Moreover, GDC-0068 solubility dmso viruses can act indirectly on bacterial structure throughout the release of cell debris during lysis activity (enriching the pool of dissolved and particulate organic matter (DOM and POM) and AG-881 cost inorganic nutrients) enhancing in fine growth and production of some bacterial groups [11, 12]. Indeed, whether cells are grazed or lysed can have different
ecological and biogeochemical consequences, as the implications for the matter and energy flow through the microbial web will be very different [13, 14]. Typically, high rates of viral cell lysis may generate a recycling of nutrients and organic matter at the base of the food web and therefore, less carbon and nutrients may reach higher trophic levels, a process referred to as the viral shunt [13, 14]. In contrast, if bacteria are grazed by flagellates, nutrients and energy can reach higher trophic levels via the connection between the microbial loop and the classical food chain [15]. Thus, these processes can significantly influence the production of dissolved organic carbon and the recycling of nutrients [14, 16] and can impact/modify not only bacterial diversity [9, 17] but also the relationship between diversity and ecosystem functioning [18]. A few studies
have investigated the individual effects of flagellates or viruses on bacterial communities in terms of abundance, production and diversity (e.g. [7, 10, 19, 20]). However, their combined effects on bacteria, and the comparison AZD5363 chemical structure between individual and combined effects are still limited [18, 21, 22]. According to these studies, both viral
lysis and protistan bacterivory may act additively to reduce bacterial production and sustain diversity, which could explain the less pronounced blooming species in heterotrophic bacterioplankton than in phytoplankton [22]. However, the opposite effect has also been reported [23]. Moreover, comparisons of the combined effects of viruses and RG7420 order flagellates on the bacterial community according to the trophic status of aquatic systems are scarce and until now, no information has been made available for lacustrine systems.

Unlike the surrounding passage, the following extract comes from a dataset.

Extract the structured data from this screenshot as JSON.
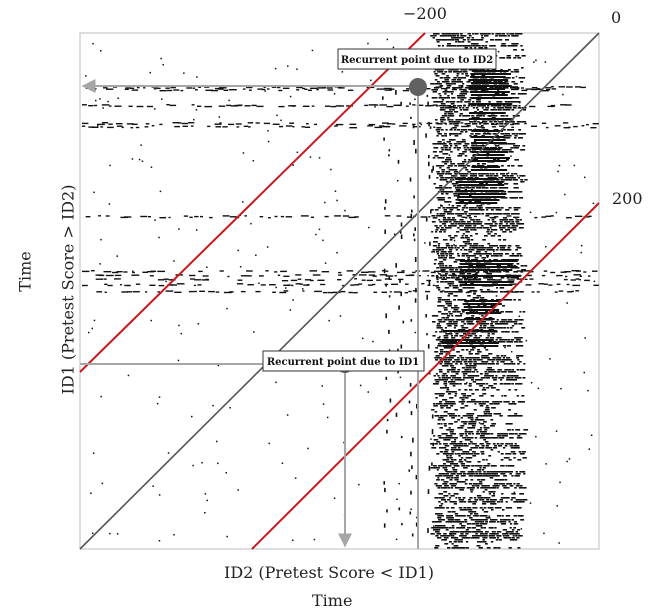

To the best of our knowledge, Zhang et al. [22] are the only authors who have investigated these effects taking into account a trophic range within a coastal ecosystem, and the same trend was highlighted [22]. According to these authors, a shift of predator control mechanisms from flagellates in oligotrophic systems to viruses in eutrophic systems could explain the results. In this study, we collected samples from two peri-alpine lakes (Annecy and Bourget) with substantial differences in their trophic state (oligo- vs. mesotrophic, respectively) and we developed treatments with either individual or combined predators of the bacterial community using a fractionation approach (i.e.